French World War I flying ace

Sous Lieutenant Fernand Henri Chavannes (1897-1985) was a French World War I flying ace credited with seven aerial victories.

==Biography==

Fernand Henri Chavannes was the son of renowned sinologist and Chinese scholar Édouard Chavannes. The younger Chavannes was born on 16 April 1897 in Paris. He began his military service on 12 January 1916; on 29 February, he went for pilot training.

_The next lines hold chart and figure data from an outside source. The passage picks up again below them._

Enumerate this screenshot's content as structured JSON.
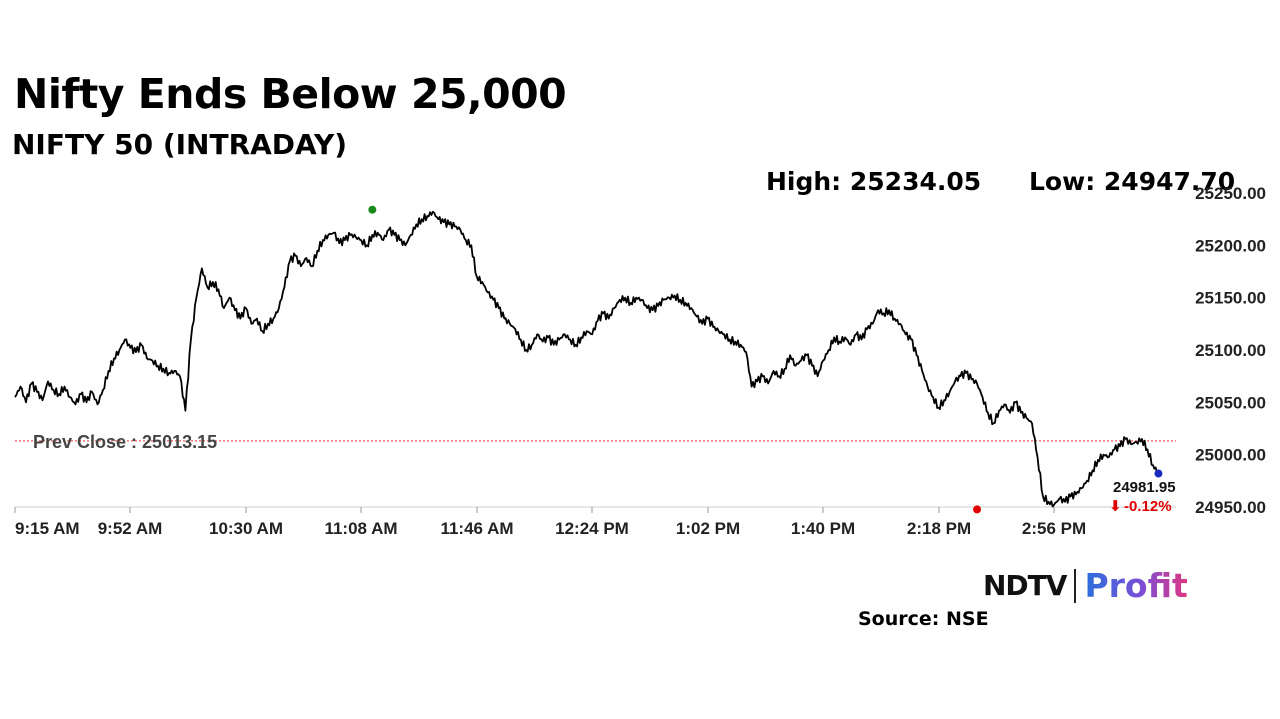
{
  "header": {
    "title": "Nifty Ends Below 25,000",
    "subtitle": "NIFTY 50 (INTRADAY)",
    "high_label": "High: 25234.05",
    "low_label": "Low: 24947.70"
  },
  "footer": {
    "brand_left": "NDTV",
    "brand_right": "Profit",
    "source": "Source: NSE"
  },
  "colors": {
    "line": "#000000",
    "prev_close_line": "#e03a3a",
    "high_marker": "#1a8a1a",
    "low_marker": "#e00000",
    "last_marker": "#1a2bbf",
    "change_text": "#e00000"
  },
  "chart_data": {
    "type": "line",
    "x_ticks": [
      "9:15 AM",
      "9:52 AM",
      "10:30 AM",
      "11:08 AM",
      "11:46 AM",
      "12:24 PM",
      "1:02 PM",
      "1:40 PM",
      "2:18 PM",
      "2:56 PM"
    ],
    "y_ticks": [
      "25250.00",
      "25200.00",
      "25150.00",
      "25100.00",
      "25050.00",
      "25000.00",
      "24950.00"
    ],
    "ylim": [
      24950,
      25250
    ],
    "x_range_minutes": [
      0,
      378
    ],
    "prev_close": 25013.15,
    "prev_close_label": "Prev Close : 25013.15",
    "last_value": 24981.95,
    "last_value_label": "24981.95",
    "change_label": "-0.12%",
    "change_arrow": "⬇",
    "high": {
      "minute": 130,
      "value": 25234.05
    },
    "low": {
      "minute": 350,
      "value": 24947.7
    },
    "series": [
      {
        "points": [
          [
            0,
            25055
          ],
          [
            2,
            25065
          ],
          [
            4,
            25050
          ],
          [
            6,
            25068
          ],
          [
            8,
            25060
          ],
          [
            10,
            25052
          ],
          [
            12,
            25070
          ],
          [
            14,
            25062
          ],
          [
            16,
            25058
          ],
          [
            18,
            25065
          ],
          [
            20,
            25055
          ],
          [
            22,
            25048
          ],
          [
            24,
            25058
          ],
          [
            26,
            25050
          ],
          [
            28,
            25060
          ],
          [
            30,
            25048
          ],
          [
            32,
            25062
          ],
          [
            34,
            25080
          ],
          [
            36,
            25092
          ],
          [
            38,
            25100
          ],
          [
            40,
            25110
          ],
          [
            42,
            25102
          ],
          [
            44,
            25098
          ],
          [
            46,
            25105
          ],
          [
            48,
            25092
          ],
          [
            50,
            25090
          ],
          [
            52,
            25085
          ],
          [
            54,
            25082
          ],
          [
            56,
            25078
          ],
          [
            58,
            25080
          ],
          [
            60,
            25075
          ],
          [
            62,
            25042
          ],
          [
            64,
            25110
          ],
          [
            66,
            25150
          ],
          [
            68,
            25178
          ],
          [
            70,
            25160
          ],
          [
            72,
            25165
          ],
          [
            74,
            25158
          ],
          [
            76,
            25140
          ],
          [
            78,
            25150
          ],
          [
            80,
            25138
          ],
          [
            82,
            25130
          ],
          [
            84,
            25140
          ],
          [
            86,
            25125
          ],
          [
            88,
            25130
          ],
          [
            90,
            25118
          ],
          [
            92,
            25125
          ],
          [
            94,
            25130
          ],
          [
            96,
            25140
          ],
          [
            98,
            25160
          ],
          [
            100,
            25185
          ],
          [
            102,
            25190
          ],
          [
            104,
            25180
          ],
          [
            106,
            25188
          ],
          [
            108,
            25180
          ],
          [
            110,
            25195
          ],
          [
            112,
            25205
          ],
          [
            114,
            25210
          ],
          [
            116,
            25212
          ],
          [
            118,
            25202
          ],
          [
            120,
            25205
          ],
          [
            122,
            25210
          ],
          [
            124,
            25208
          ],
          [
            126,
            25205
          ],
          [
            128,
            25200
          ],
          [
            130,
            25210
          ],
          [
            132,
            25212
          ],
          [
            134,
            25205
          ],
          [
            136,
            25215
          ],
          [
            138,
            25210
          ],
          [
            140,
            25205
          ],
          [
            142,
            25200
          ],
          [
            144,
            25210
          ],
          [
            146,
            25220
          ],
          [
            148,
            25225
          ],
          [
            150,
            25228
          ],
          [
            152,
            25232
          ],
          [
            154,
            25225
          ],
          [
            156,
            25222
          ],
          [
            158,
            25220
          ],
          [
            160,
            25218
          ],
          [
            162,
            25215
          ],
          [
            164,
            25205
          ],
          [
            166,
            25200
          ],
          [
            168,
            25170
          ],
          [
            170,
            25165
          ],
          [
            172,
            25155
          ],
          [
            174,
            25148
          ],
          [
            176,
            25140
          ],
          [
            178,
            25130
          ],
          [
            180,
            25125
          ],
          [
            182,
            25120
          ],
          [
            184,
            25110
          ],
          [
            186,
            25100
          ],
          [
            188,
            25105
          ],
          [
            190,
            25115
          ],
          [
            192,
            25108
          ],
          [
            194,
            25112
          ],
          [
            196,
            25105
          ],
          [
            198,
            25110
          ],
          [
            200,
            25115
          ],
          [
            202,
            25110
          ],
          [
            204,
            25105
          ],
          [
            206,
            25112
          ],
          [
            208,
            25118
          ],
          [
            210,
            25115
          ],
          [
            212,
            25128
          ],
          [
            214,
            25135
          ],
          [
            216,
            25130
          ],
          [
            218,
            25140
          ],
          [
            220,
            25148
          ],
          [
            222,
            25150
          ],
          [
            224,
            25145
          ],
          [
            226,
            25150
          ],
          [
            228,
            25148
          ],
          [
            230,
            25140
          ],
          [
            232,
            25138
          ],
          [
            234,
            25142
          ],
          [
            236,
            25148
          ],
          [
            238,
            25150
          ],
          [
            240,
            25152
          ],
          [
            242,
            25148
          ],
          [
            244,
            25145
          ],
          [
            246,
            25140
          ],
          [
            248,
            25132
          ],
          [
            250,
            25125
          ],
          [
            252,
            25130
          ],
          [
            254,
            25122
          ],
          [
            256,
            25118
          ],
          [
            258,
            25115
          ],
          [
            260,
            25110
          ],
          [
            262,
            25108
          ],
          [
            264,
            25105
          ],
          [
            266,
            25098
          ],
          [
            268,
            25065
          ],
          [
            270,
            25070
          ],
          [
            272,
            25075
          ],
          [
            274,
            25068
          ],
          [
            276,
            25080
          ],
          [
            278,
            25075
          ],
          [
            280,
            25082
          ],
          [
            282,
            25095
          ],
          [
            284,
            25085
          ],
          [
            286,
            25090
          ],
          [
            288,
            25095
          ],
          [
            290,
            25085
          ],
          [
            292,
            25075
          ],
          [
            294,
            25090
          ],
          [
            296,
            25100
          ],
          [
            298,
            25112
          ],
          [
            300,
            25108
          ],
          [
            302,
            25112
          ],
          [
            304,
            25105
          ],
          [
            306,
            25115
          ],
          [
            308,
            25110
          ],
          [
            310,
            25120
          ],
          [
            312,
            25125
          ],
          [
            314,
            25138
          ],
          [
            316,
            25135
          ],
          [
            318,
            25138
          ],
          [
            320,
            25130
          ],
          [
            322,
            25125
          ],
          [
            324,
            25115
          ],
          [
            326,
            25110
          ],
          [
            328,
            25095
          ],
          [
            330,
            25080
          ],
          [
            332,
            25065
          ],
          [
            334,
            25055
          ],
          [
            336,
            25045
          ],
          [
            338,
            25052
          ],
          [
            340,
            25060
          ],
          [
            342,
            25070
          ],
          [
            344,
            25075
          ],
          [
            346,
            25078
          ],
          [
            348,
            25072
          ],
          [
            350,
            25068
          ],
          [
            352,
            25055
          ],
          [
            354,
            25040
          ],
          [
            356,
            25030
          ],
          [
            358,
            25042
          ],
          [
            360,
            25048
          ],
          [
            362,
            25040
          ],
          [
            364,
            25050
          ],
          [
            366,
            25040
          ],
          [
            368,
            25035
          ],
          [
            370,
            25030
          ],
          [
            372,
            24998
          ],
          [
            374,
            24960
          ],
          [
            376,
            24955
          ],
          [
            378,
            24952
          ],
          [
            380,
            24958
          ],
          [
            382,
            24955
          ],
          [
            384,
            24960
          ],
          [
            386,
            24962
          ],
          [
            388,
            24968
          ],
          [
            390,
            24975
          ],
          [
            392,
            24985
          ],
          [
            394,
            24995
          ],
          [
            396,
            25000
          ],
          [
            398,
            24998
          ],
          [
            400,
            25005
          ],
          [
            402,
            25008
          ],
          [
            404,
            25015
          ],
          [
            406,
            25010
          ],
          [
            408,
            25012
          ],
          [
            410,
            25015
          ],
          [
            412,
            25005
          ],
          [
            414,
            24990
          ],
          [
            416,
            24982
          ]
        ]
      }
    ]
  }
}
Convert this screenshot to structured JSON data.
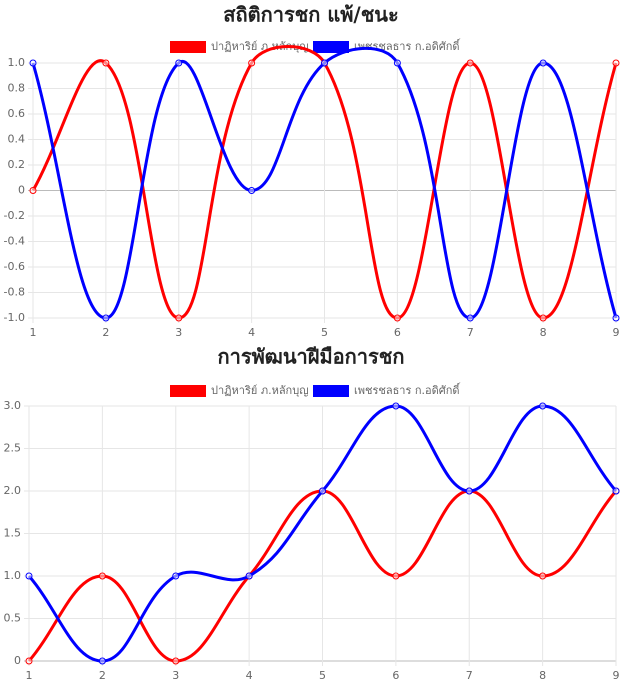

On 21 December 1916, he received Military Pilot's Brevet No. 5074. After advanced training, he was posted to Escadrille 112 on 24 April 1917. Chavannes and his friend Lionel de Marmier were chosen to share a new "cannon Spad", the SPAD XII, when it came out in mid-1917. The letters "M" and "C", representing their last names, were intertwined in paint on the side of its fuselage.

Chavannes's string of seven confirmed victories began on 8 February 1918. After his fifth victory, he was commissioned as a temporary Sous lieutenant on 1 April 1918. He ended the war with seven victories.

==Honors and awards==
- Légion d'Honneur
"Pursuit pilot of exceptional audacity and skill. Entitled to eight citations and seven victories." Légion d'Honneur citation

- Médaille Militaire
"First class pursuit pilot, courageous and with accomplished skill. He reported his fourth victory by attacking an enemy two-seater and forcing it to land behind our lines." Médaille Militaire citation, 13 April 1918

- Chavannes also won the Croix de Guerre with seven palmes and an etoile de bronze.